Abstract

The plays discussed in the last chapter are sometimes hailed by Soviet critics as the cornerstone of Russian drama of the 1920s, but this is a judgement that owes more to politics than to art. Artistically, such works as Lyubov Yarovaya and The Gale lag far behind much of the drama of the pre-revolutionary period. The lessons of Chekhov about the representation of reality on the stage have here been completely overlooked, and the complexity of motivation which he revealed so expertly has been reduced to the single dimension of class allegiance.

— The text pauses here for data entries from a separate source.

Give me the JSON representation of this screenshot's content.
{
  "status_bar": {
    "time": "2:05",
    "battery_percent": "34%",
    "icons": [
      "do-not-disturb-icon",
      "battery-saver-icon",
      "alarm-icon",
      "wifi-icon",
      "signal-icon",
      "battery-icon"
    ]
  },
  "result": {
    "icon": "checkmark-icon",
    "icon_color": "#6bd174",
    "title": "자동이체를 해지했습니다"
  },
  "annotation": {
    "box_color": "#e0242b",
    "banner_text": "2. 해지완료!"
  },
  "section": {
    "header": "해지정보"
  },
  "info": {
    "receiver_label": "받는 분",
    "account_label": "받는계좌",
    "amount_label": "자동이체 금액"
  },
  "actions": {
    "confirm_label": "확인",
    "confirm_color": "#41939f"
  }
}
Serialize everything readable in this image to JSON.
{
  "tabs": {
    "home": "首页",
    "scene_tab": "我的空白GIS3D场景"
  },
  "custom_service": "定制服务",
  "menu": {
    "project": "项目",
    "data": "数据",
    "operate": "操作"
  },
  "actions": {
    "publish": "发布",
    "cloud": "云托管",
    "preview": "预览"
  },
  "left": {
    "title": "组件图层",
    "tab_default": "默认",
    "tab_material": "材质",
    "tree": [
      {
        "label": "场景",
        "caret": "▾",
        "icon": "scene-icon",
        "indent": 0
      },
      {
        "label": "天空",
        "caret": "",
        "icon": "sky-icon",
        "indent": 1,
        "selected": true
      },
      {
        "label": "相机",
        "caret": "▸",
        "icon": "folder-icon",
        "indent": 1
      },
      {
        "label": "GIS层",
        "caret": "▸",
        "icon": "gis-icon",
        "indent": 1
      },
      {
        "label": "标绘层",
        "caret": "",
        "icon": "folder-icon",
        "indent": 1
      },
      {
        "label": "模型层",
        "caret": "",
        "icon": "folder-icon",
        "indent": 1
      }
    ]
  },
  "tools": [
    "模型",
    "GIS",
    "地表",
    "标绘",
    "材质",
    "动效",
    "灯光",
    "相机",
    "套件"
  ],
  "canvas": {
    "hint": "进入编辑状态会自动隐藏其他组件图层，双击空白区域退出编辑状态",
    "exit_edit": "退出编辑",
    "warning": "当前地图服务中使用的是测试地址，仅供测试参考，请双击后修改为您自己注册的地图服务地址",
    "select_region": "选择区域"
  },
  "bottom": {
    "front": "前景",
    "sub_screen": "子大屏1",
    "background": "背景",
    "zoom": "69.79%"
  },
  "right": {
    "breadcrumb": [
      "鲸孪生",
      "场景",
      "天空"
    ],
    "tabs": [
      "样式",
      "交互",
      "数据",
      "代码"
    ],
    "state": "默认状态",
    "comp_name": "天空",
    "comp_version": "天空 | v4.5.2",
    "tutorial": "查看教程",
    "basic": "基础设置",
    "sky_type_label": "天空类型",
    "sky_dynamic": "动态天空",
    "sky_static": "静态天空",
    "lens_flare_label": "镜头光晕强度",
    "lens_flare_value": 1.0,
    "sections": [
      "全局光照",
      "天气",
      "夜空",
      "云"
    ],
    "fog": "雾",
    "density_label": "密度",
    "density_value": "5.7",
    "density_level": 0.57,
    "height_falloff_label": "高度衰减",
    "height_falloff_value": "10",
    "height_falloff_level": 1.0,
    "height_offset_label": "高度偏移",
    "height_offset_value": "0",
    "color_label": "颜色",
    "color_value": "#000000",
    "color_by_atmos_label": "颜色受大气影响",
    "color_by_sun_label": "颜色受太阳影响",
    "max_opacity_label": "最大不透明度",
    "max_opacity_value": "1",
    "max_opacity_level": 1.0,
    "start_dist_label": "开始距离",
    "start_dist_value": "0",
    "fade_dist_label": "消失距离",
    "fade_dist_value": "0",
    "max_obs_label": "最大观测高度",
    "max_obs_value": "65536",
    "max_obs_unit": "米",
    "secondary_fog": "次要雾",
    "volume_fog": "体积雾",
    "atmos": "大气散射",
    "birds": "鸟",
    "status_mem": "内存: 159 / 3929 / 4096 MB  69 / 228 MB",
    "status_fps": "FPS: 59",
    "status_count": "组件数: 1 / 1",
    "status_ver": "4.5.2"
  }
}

For a while, critics and theoreticians tried to steer Russian drama away from the path indicated by Chekhov, whom they regarded as a spokesman for Russia’s bourgeois past. Any dramatist or theatre appearing to be ‘Chekhovian’ was considered artistically outmoded and politically dangerous. To critics of this persuasion, Mikhail Bulgakov’s two plays about the Civil War, The White Guard (The Days of the Turbins) and Flight, served the cause of Bolshevism’s enemies by portraying them sympathetically as complex human beings rather than with the stereotyped satirical strokes of the poster artist. For many years Bulgakov’s plays were banned or limited to production in certain theatres only. Yet today this most talented of Soviet dramatists is widely acknowledged, in the Soviet Union as in the West, to be a worthy successor to Chekhov, and his leading place in the history of modern Russian drama is assured.